More than a *$&#ing shitload

China produces 56,432,811 tons of tomatoes annually.

What are you picturing when you read this sentence?

And would it have been different if it were 28,216,405 tons of tomatoes?

A difference of 50% is huge. Yet our brain doesn’t necessarily experience it that way with large numbers.

An episode of the TV show Bullshit! explains this nicely.

Penn, an overweight American in a suit, stands behind a table. On that table are cups with chocolate candies: N&N’s.

His producer doesn’t allow him to mention brand names.

The first cups contain 1, 2, 3 and 4 N&N’s. Penn eats them and explains that he understands this well. 3 is 3 times as much as 1. But still, it’s not much.

5 to 8 N&N’s is already better: he calls them ‘a few’. And 10 to 30 N&N’s are ‘a bunch’.

There are many things Penn would like to eat ‘a bunch’ of.

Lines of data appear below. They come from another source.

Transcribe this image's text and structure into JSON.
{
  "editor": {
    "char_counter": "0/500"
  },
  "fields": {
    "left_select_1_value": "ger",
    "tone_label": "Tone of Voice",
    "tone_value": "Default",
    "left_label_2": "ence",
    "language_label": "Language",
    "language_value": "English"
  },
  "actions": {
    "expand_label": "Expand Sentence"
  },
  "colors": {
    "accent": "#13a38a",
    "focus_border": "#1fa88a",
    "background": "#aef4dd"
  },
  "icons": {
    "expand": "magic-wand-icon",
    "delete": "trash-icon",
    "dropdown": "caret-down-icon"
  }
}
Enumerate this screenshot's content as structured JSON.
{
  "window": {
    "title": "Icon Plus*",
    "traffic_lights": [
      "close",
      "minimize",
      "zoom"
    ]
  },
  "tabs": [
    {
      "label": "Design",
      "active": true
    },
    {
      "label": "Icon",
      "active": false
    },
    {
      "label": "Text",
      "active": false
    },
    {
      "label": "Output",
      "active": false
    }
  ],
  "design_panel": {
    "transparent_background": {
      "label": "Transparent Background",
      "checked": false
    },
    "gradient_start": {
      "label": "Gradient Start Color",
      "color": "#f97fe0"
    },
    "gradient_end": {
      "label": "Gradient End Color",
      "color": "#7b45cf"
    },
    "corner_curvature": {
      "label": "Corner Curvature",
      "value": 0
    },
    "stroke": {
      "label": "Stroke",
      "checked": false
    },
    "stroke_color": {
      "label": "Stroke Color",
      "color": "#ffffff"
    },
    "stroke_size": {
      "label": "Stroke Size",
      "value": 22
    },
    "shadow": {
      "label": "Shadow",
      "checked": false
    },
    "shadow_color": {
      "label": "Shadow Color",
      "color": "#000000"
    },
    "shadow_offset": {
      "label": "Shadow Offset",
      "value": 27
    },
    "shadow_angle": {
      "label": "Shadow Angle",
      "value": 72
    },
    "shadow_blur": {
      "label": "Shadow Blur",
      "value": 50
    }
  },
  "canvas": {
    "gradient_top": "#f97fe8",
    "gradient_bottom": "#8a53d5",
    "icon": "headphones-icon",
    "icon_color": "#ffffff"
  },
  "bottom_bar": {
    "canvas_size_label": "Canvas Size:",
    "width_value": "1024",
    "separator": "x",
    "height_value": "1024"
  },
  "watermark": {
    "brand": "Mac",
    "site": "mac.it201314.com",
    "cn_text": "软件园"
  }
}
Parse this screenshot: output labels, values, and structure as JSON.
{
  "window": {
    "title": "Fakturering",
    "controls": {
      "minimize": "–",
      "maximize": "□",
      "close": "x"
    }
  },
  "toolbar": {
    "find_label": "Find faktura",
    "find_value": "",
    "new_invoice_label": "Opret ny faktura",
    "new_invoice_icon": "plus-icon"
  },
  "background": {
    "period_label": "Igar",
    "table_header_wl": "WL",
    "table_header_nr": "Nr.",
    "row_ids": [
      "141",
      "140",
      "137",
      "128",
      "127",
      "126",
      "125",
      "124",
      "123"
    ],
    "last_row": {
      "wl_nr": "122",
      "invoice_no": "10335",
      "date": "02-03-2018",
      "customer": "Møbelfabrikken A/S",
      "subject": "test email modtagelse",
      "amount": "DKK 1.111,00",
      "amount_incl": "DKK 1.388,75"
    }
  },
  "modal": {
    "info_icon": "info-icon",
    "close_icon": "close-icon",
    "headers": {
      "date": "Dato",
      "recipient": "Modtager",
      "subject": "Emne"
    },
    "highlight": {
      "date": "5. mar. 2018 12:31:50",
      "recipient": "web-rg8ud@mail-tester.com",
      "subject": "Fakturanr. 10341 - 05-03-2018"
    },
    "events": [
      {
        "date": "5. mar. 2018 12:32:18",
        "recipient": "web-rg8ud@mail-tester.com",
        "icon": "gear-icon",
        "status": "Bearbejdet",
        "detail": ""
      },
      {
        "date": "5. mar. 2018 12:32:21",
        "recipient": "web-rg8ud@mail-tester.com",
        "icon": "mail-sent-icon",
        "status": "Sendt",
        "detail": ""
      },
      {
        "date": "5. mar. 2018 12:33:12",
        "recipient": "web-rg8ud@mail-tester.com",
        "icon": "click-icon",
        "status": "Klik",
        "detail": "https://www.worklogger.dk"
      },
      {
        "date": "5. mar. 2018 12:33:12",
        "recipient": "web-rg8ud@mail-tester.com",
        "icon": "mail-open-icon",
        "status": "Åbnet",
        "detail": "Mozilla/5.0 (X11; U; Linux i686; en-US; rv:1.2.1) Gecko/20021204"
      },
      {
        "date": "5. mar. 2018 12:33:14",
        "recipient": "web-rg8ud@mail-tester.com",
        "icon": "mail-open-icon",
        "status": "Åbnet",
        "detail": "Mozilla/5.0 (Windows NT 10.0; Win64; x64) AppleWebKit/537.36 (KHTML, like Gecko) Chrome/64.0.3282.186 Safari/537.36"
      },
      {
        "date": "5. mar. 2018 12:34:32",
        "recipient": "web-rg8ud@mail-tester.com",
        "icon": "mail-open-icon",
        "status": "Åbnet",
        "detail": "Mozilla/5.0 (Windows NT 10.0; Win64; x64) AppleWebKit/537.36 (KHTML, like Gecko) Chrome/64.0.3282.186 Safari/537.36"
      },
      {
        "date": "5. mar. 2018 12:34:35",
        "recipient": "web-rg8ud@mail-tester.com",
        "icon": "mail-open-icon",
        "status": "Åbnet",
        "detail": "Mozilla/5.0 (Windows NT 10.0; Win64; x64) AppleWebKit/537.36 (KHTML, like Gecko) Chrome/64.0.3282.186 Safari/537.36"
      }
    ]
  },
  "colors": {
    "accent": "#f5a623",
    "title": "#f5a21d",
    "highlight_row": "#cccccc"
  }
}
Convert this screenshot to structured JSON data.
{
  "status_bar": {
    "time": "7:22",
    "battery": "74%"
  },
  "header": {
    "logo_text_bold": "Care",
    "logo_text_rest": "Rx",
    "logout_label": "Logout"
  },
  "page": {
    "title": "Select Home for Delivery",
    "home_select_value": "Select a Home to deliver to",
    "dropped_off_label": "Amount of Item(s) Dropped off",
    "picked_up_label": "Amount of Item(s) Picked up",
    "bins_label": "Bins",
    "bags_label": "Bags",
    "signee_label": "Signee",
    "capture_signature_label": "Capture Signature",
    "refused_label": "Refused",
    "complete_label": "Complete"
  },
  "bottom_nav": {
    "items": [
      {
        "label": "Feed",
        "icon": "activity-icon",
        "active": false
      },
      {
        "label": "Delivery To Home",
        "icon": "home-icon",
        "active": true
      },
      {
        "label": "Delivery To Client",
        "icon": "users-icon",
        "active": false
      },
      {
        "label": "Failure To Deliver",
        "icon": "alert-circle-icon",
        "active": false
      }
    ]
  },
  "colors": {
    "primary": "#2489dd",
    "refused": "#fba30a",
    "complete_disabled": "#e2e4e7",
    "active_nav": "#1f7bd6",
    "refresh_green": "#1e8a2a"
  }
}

Then we come to ‘a lot’ (10 bunches). And after that it’s just a big pile. An assload, a shitload, etcetera.

On the table is a cup with 2347 N&N’s. Penn explains what that means for his ‘monkey brain’: ‘more than a mother*$&#ing shitload’.

Do you ever communicate about large numbers? Try to make them relative. Or to relate them to something your audience can imagine.